In a book chapter that was adapted here at Golf Digest, I wrote about the intimate relationship between professional golfers and rage. Sometimes it’s destructive. Sometimes, in the right doses, it’s cathartic. But it’s rarely absent. Of course, the pros have more of a right to their perfectionism than I do, because they’re far better and because money and livelihoods are at stake. (None of which makes it less damaging for them, when the emotion goes awry, but at least they have an excuse.) Almost all of them have had psychological coaching at some point, and almost all of them slip up.

Since the last time I played golf consistently, I’ve dabbled in meditation, and though I’m not very consistent in my practice or even very good when I try, I still like it, and I think it’s taught me something about emotions in general. Like anxiety, or any unpleasant thought, anger isn’t necessarily in our immediate control, generated as it is by some very old processes in some very old parts of the brain. What is in our control is how we respond to it, and choosing to recognize the emotion but not to let it influence our actions can have the effect, over time, of reducing the initial surge. On the flip side, letting negative emotions control your behavior gives them power, creating a cycle in which anger begets more anger and etc. All of which is knowledge that’s easy to take in, but far harder to put into practice.

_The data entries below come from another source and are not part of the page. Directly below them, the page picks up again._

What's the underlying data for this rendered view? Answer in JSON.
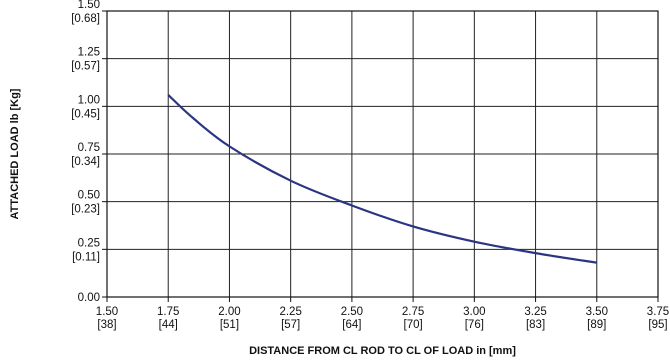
{
  "chart_data": {
    "type": "line",
    "title": "",
    "xlabel": "DISTANCE FROM CL ROD TO CL OF LOAD in [mm]",
    "ylabel": "ATTACHED LOAD lb [Kg]",
    "xlim": [
      1.5,
      3.75
    ],
    "ylim": [
      0,
      1.5
    ],
    "grid": true,
    "x_ticks": [
      {
        "value": 1.5,
        "label": "1.50",
        "sub": "[38]"
      },
      {
        "value": 1.75,
        "label": "1.75",
        "sub": "[44]"
      },
      {
        "value": 2.0,
        "label": "2.00",
        "sub": "[51]"
      },
      {
        "value": 2.25,
        "label": "2.25",
        "sub": "[57]"
      },
      {
        "value": 2.5,
        "label": "2.50",
        "sub": "[64]"
      },
      {
        "value": 2.75,
        "label": "2.75",
        "sub": "[70]"
      },
      {
        "value": 3.0,
        "label": "3.00",
        "sub": "[76]"
      },
      {
        "value": 3.25,
        "label": "3.25",
        "sub": "[83]"
      },
      {
        "value": 3.5,
        "label": "3.50",
        "sub": "[89]"
      },
      {
        "value": 3.75,
        "label": "3.75",
        "sub": "[95]"
      }
    ],
    "y_ticks": [
      {
        "value": 0.0,
        "label": "0.00",
        "sub": ""
      },
      {
        "value": 0.25,
        "label": "0.25",
        "sub": "[0.11]"
      },
      {
        "value": 0.5,
        "label": "0.50",
        "sub": "[0.23]"
      },
      {
        "value": 0.75,
        "label": "0.75",
        "sub": "[0.34]"
      },
      {
        "value": 1.0,
        "label": "1.00",
        "sub": "[0.45]"
      },
      {
        "value": 1.25,
        "label": "1.25",
        "sub": "[0.57]"
      },
      {
        "value": 1.5,
        "label": "1.50",
        "sub": "[0.68]"
      }
    ],
    "series": [
      {
        "color": "#2b3582",
        "x": [
          1.75,
          1.85,
          2.0,
          2.25,
          2.5,
          2.75,
          3.0,
          3.25,
          3.5
        ],
        "y": [
          1.06,
          0.94,
          0.79,
          0.61,
          0.48,
          0.37,
          0.29,
          0.23,
          0.18
        ]
      }
    ]
  }
}
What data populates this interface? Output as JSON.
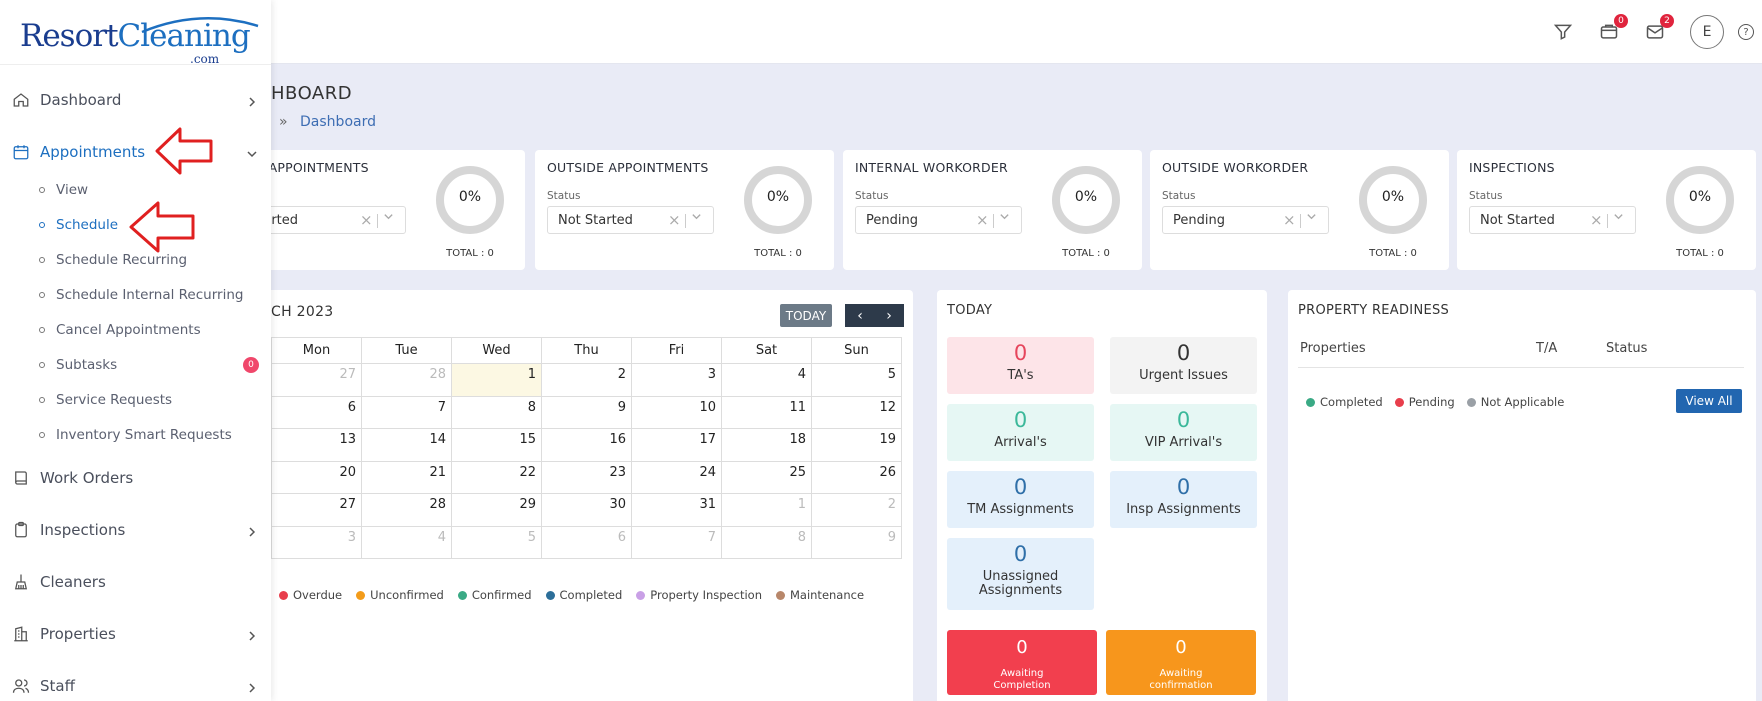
{
  "sidebar": {
    "logo": {
      "word1": "Resort",
      "word2": "Cleaning",
      "suffix": ".com"
    },
    "items": [
      {
        "label": "Dashboard",
        "icon": "home-icon",
        "chevron": "right"
      },
      {
        "label": "Appointments",
        "icon": "calendar-icon",
        "chevron": "down",
        "active": true
      },
      {
        "label": "Work Orders",
        "icon": "book-icon"
      },
      {
        "label": "Inspections",
        "icon": "clipboard-icon",
        "chevron": "right"
      },
      {
        "label": "Cleaners",
        "icon": "broom-icon"
      },
      {
        "label": "Properties",
        "icon": "building-icon",
        "chevron": "right"
      },
      {
        "label": "Staff",
        "icon": "users-icon",
        "chevron": "right"
      }
    ],
    "appointments_sub": [
      {
        "label": "View"
      },
      {
        "label": "Schedule",
        "active": true
      },
      {
        "label": "Schedule Recurring"
      },
      {
        "label": "Schedule Internal Recurring"
      },
      {
        "label": "Cancel Appointments"
      },
      {
        "label": "Subtasks",
        "badge": "0"
      },
      {
        "label": "Service Requests"
      },
      {
        "label": "Inventory Smart Requests"
      }
    ]
  },
  "topbar": {
    "notif_badge": "0",
    "mail_badge": "2",
    "avatar_letter": "E",
    "help": "?"
  },
  "page": {
    "title": "HBOARD",
    "breadcrumb_sep": "»",
    "breadcrumb": "Dashboard"
  },
  "stats": [
    {
      "title": "NAL APPOINTMENTS",
      "status_label": "",
      "status": "Started",
      "percent": "0%",
      "total": "TOTAL : 0"
    },
    {
      "title": "OUTSIDE APPOINTMENTS",
      "status_label": "Status",
      "status": "Not Started",
      "percent": "0%",
      "total": "TOTAL : 0"
    },
    {
      "title": "INTERNAL WORKORDER",
      "status_label": "Status",
      "status": "Pending",
      "percent": "0%",
      "total": "TOTAL : 0"
    },
    {
      "title": "OUTSIDE WORKORDER",
      "status_label": "Status",
      "status": "Pending",
      "percent": "0%",
      "total": "TOTAL : 0"
    },
    {
      "title": "INSPECTIONS",
      "status_label": "Status",
      "status": "Not Started",
      "percent": "0%",
      "total": "TOTAL : 0"
    }
  ],
  "calendar": {
    "title": "CH 2023",
    "today_label": "TODAY",
    "prev": "‹",
    "next": "›",
    "days": [
      "Mon",
      "Tue",
      "Wed",
      "Thu",
      "Fri",
      "Sat",
      "Sun"
    ],
    "weeks": [
      [
        "27",
        "28",
        "1",
        "2",
        "3",
        "4",
        "5"
      ],
      [
        "6",
        "7",
        "8",
        "9",
        "10",
        "11",
        "12"
      ],
      [
        "13",
        "14",
        "15",
        "16",
        "17",
        "18",
        "19"
      ],
      [
        "20",
        "21",
        "22",
        "23",
        "24",
        "25",
        "26"
      ],
      [
        "27",
        "28",
        "29",
        "30",
        "31",
        "1",
        "2"
      ],
      [
        "3",
        "4",
        "5",
        "6",
        "7",
        "8",
        "9"
      ]
    ],
    "legend": [
      {
        "label": "Overdue",
        "color": "#e83e4c"
      },
      {
        "label": "Unconfirmed",
        "color": "#f39c1a"
      },
      {
        "label": "Confirmed",
        "color": "#3aaa85"
      },
      {
        "label": "Completed",
        "color": "#2c6e99"
      },
      {
        "label": "Property Inspection",
        "color": "#c9a0e6"
      },
      {
        "label": "Maintenance",
        "color": "#b8876a"
      }
    ]
  },
  "today": {
    "title": "TODAY",
    "tiles": [
      {
        "num": "0",
        "label": "TA's",
        "bg": "#fde4e8",
        "color": "#e6455c"
      },
      {
        "num": "0",
        "label": "Urgent Issues",
        "bg": "#f3f3f3",
        "color": "#333333"
      },
      {
        "num": "0",
        "label": "Arrival's",
        "bg": "#e6f7f4",
        "color": "#3bb89a"
      },
      {
        "num": "0",
        "label": "VIP Arrival's",
        "bg": "#e6f7f4",
        "color": "#3bb89a"
      },
      {
        "num": "0",
        "label": "TM Assignments",
        "bg": "#e4f0fb",
        "color": "#2f6fa8"
      },
      {
        "num": "0",
        "label": "Insp Assignments",
        "bg": "#e4f0fb",
        "color": "#2f6fa8"
      },
      {
        "num": "0",
        "label": "Unassigned Assignments",
        "bg": "#e4f0fb",
        "color": "#2f6fa8"
      }
    ],
    "big_tiles": [
      {
        "num": "0",
        "label": "Awaiting Completion",
        "bg": "#f23f4e"
      },
      {
        "num": "0",
        "label": "Awaiting confirmation",
        "bg": "#f7961c"
      }
    ]
  },
  "property_readiness": {
    "title": "PROPERTY READINESS",
    "columns": [
      "Properties",
      "T/A",
      "Status"
    ],
    "legend": [
      {
        "label": "Completed",
        "color": "#3aaa85"
      },
      {
        "label": "Pending",
        "color": "#e83e4c"
      },
      {
        "label": "Not Applicable",
        "color": "#9aa0a6"
      }
    ],
    "view_all": "View All"
  }
}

I consider myself less reactive and less prone to outbursts than the vast majority of people, but golf—vicious golf, which has far lower stakes than almost anything else in my life and which should be very easy to keep in perspective—has the unique capacity to bring out whatever latent rage still lingers in my subconscious. Even now, in the honeymoon phase, I'm wondering if I can stand up to it once I venture into the dangerous realm of expectation.

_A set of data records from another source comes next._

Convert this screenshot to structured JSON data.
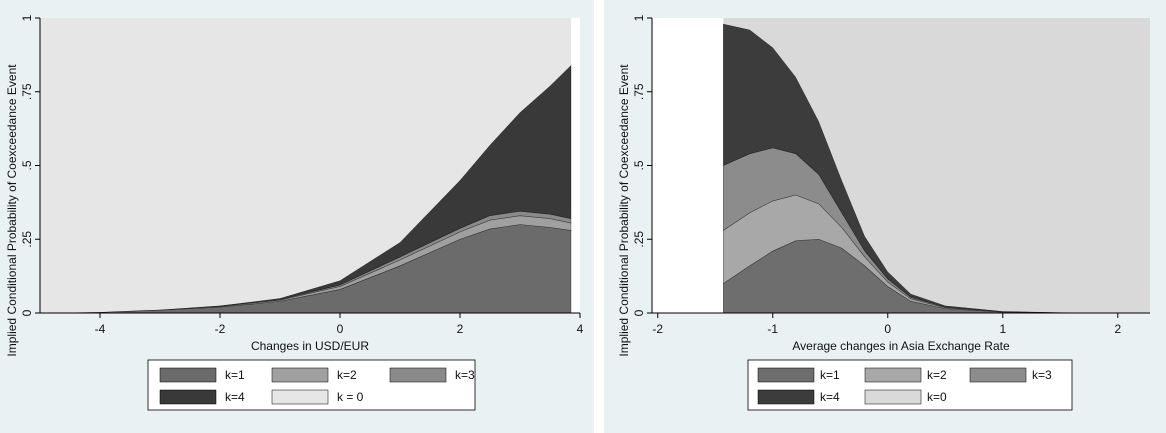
{
  "chart_data": [
    {
      "type": "area",
      "x_label": "Changes in USD/EUR",
      "y_label": "Implied Conditional Probability of Coexceedance Event",
      "x": [
        -5,
        -4,
        -3,
        -2,
        -1,
        0,
        1,
        2,
        2.5,
        3,
        3.5,
        3.85
      ],
      "series": [
        {
          "name": "k=1",
          "color": "#6b6b6b",
          "values": [
            0,
            0.003,
            0.01,
            0.02,
            0.04,
            0.08,
            0.16,
            0.25,
            0.285,
            0.3,
            0.29,
            0.28
          ]
        },
        {
          "name": "k=2",
          "color": "#a0a0a0",
          "values": [
            0,
            0,
            0.001,
            0.002,
            0.004,
            0.01,
            0.02,
            0.025,
            0.03,
            0.03,
            0.03,
            0.025
          ]
        },
        {
          "name": "k=3",
          "color": "#8a8a8a",
          "values": [
            0,
            0,
            0,
            0.001,
            0.002,
            0.005,
            0.01,
            0.012,
            0.015,
            0.015,
            0.015,
            0.015
          ]
        },
        {
          "name": "k=4",
          "color": "#393939",
          "values": [
            0,
            0,
            0,
            0.002,
            0.004,
            0.015,
            0.05,
            0.163,
            0.24,
            0.335,
            0.435,
            0.52
          ]
        },
        {
          "name": "k = 0",
          "color": "#e6e6e6",
          "values": [
            1,
            0.997,
            0.989,
            0.975,
            0.95,
            0.89,
            0.76,
            0.55,
            0.43,
            0.32,
            0.23,
            0.16
          ]
        }
      ],
      "xlim": [
        -5,
        4
      ],
      "xticks": [
        -4,
        -2,
        0,
        2,
        4
      ],
      "ylim": [
        0,
        1
      ],
      "yticks": [
        0,
        {
          "value": 0.25,
          "label": ".25"
        },
        {
          "value": 0.5,
          "label": ".5"
        },
        {
          "value": 0.75,
          "label": ".75"
        },
        1
      ],
      "stacked": true,
      "grid": false,
      "legend": "bottom"
    },
    {
      "type": "area",
      "x_label": "Average changes in Asia Exchange Rate",
      "y_label": "Implied Conditional Probability of Coexceedance Event",
      "x": [
        -1.43,
        -1.2,
        -1,
        -0.8,
        -0.6,
        -0.4,
        -0.2,
        0,
        0.2,
        0.5,
        1,
        1.5,
        2,
        2.28
      ],
      "series": [
        {
          "name": "k=1",
          "color": "#6e6e6e",
          "values": [
            0.1,
            0.16,
            0.21,
            0.245,
            0.25,
            0.22,
            0.16,
            0.09,
            0.04,
            0.015,
            0.003,
            0,
            0,
            0
          ]
        },
        {
          "name": "k=2",
          "color": "#a8a8a8",
          "values": [
            0.18,
            0.18,
            0.17,
            0.155,
            0.12,
            0.07,
            0.03,
            0.015,
            0.008,
            0.003,
            0.001,
            0.001,
            0,
            0
          ]
        },
        {
          "name": "k=3",
          "color": "#8c8c8c",
          "values": [
            0.22,
            0.2,
            0.18,
            0.14,
            0.1,
            0.05,
            0.02,
            0.01,
            0.005,
            0.002,
            0.001,
            0,
            0,
            0
          ]
        },
        {
          "name": "k=4",
          "color": "#3c3c3c",
          "values": [
            0.48,
            0.42,
            0.34,
            0.26,
            0.18,
            0.11,
            0.05,
            0.025,
            0.012,
            0.005,
            0.001,
            0.001,
            0.001,
            0
          ]
        },
        {
          "name": "k=0",
          "color": "#d9d9d9",
          "values": [
            0.02,
            0.04,
            0.1,
            0.2,
            0.35,
            0.55,
            0.74,
            0.86,
            0.935,
            0.975,
            0.994,
            0.998,
            0.999,
            1
          ]
        }
      ],
      "xlim": [
        -2.05,
        2.28
      ],
      "xticks": [
        -2,
        -1,
        0,
        1,
        2
      ],
      "ylim": [
        0,
        1
      ],
      "yticks": [
        0,
        {
          "value": 0.25,
          "label": ".25"
        },
        {
          "value": 0.5,
          "label": ".5"
        },
        {
          "value": 0.75,
          "label": ".75"
        },
        1
      ],
      "stacked": true,
      "grid": false,
      "legend": "bottom"
    }
  ]
}
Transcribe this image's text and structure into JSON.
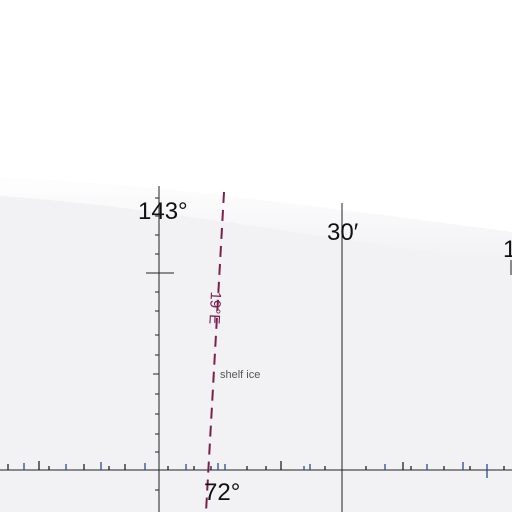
{
  "map": {
    "grid_labels": {
      "lon_left": "143°",
      "lon_mid": "30′",
      "lon_right_partial": "1",
      "lat_bottom": "72°"
    },
    "isogonic_line": {
      "label": "19°E",
      "color": "#7a1f4f"
    },
    "features": {
      "area_label": "shelf ice"
    },
    "colors": {
      "sky_background": "#ffffff",
      "ice_fill": "#f2f2f5",
      "grid_line": "#222222",
      "tick_blue": "#2a4a8a"
    }
  }
}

I still remember the morning I shot 85, and though I don’t mistake my performance that day for a transcendent athletic feat, the memory gives me a kind of quiet joy even now. It’s not the score as much as the journey—that day, I remained calm, and when mistakes happened, I let them float away like passing clouds. It wasn’t a physical triumph, but it was a triumph of psychology, of controlling not whether I felt anger or frustration, but controlling how I reacted to those demons. Compared to the broken clubs and the mini-tantrums, it was paradise.

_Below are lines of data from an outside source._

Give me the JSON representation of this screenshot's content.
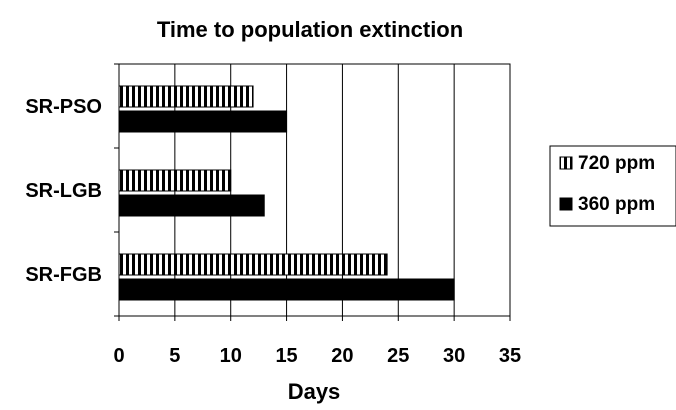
{
  "chart_data": {
    "type": "bar",
    "orientation": "horizontal",
    "title": "Time to population extinction",
    "xlabel": "Days",
    "ylabel": "",
    "xlim": [
      0,
      35
    ],
    "xticks": [
      0,
      5,
      10,
      15,
      20,
      25,
      30,
      35
    ],
    "grid": "vertical",
    "legend_position": "right",
    "categories": [
      "SR-PSO",
      "SR-LGB",
      "SR-FGB"
    ],
    "series": [
      {
        "name": "720 ppm",
        "values": [
          12,
          10,
          24
        ],
        "pattern": "vertical-stripes",
        "color": "#000000"
      },
      {
        "name": "360 ppm",
        "values": [
          15,
          13,
          30
        ],
        "pattern": "solid",
        "color": "#000000"
      }
    ]
  }
}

That day proves I can do it, but the fact that it was an anomaly proves that it won’t be easy to replicate. It’s the important battle I face in my second phase of golf, and the one that will ultimately determine whether it sticks for a lifetime: Can I remain sanguine in the heat of the anger that will inevitably come? Can I find serenity when my coordination and my athleticism let me down? And can I sail on calm waters within the turbulence of a game that offers the tantalizing glimpse of perfection before yanking it away?

I don’t know the answer quite yet, but this time, at least, I understand the importance of the question.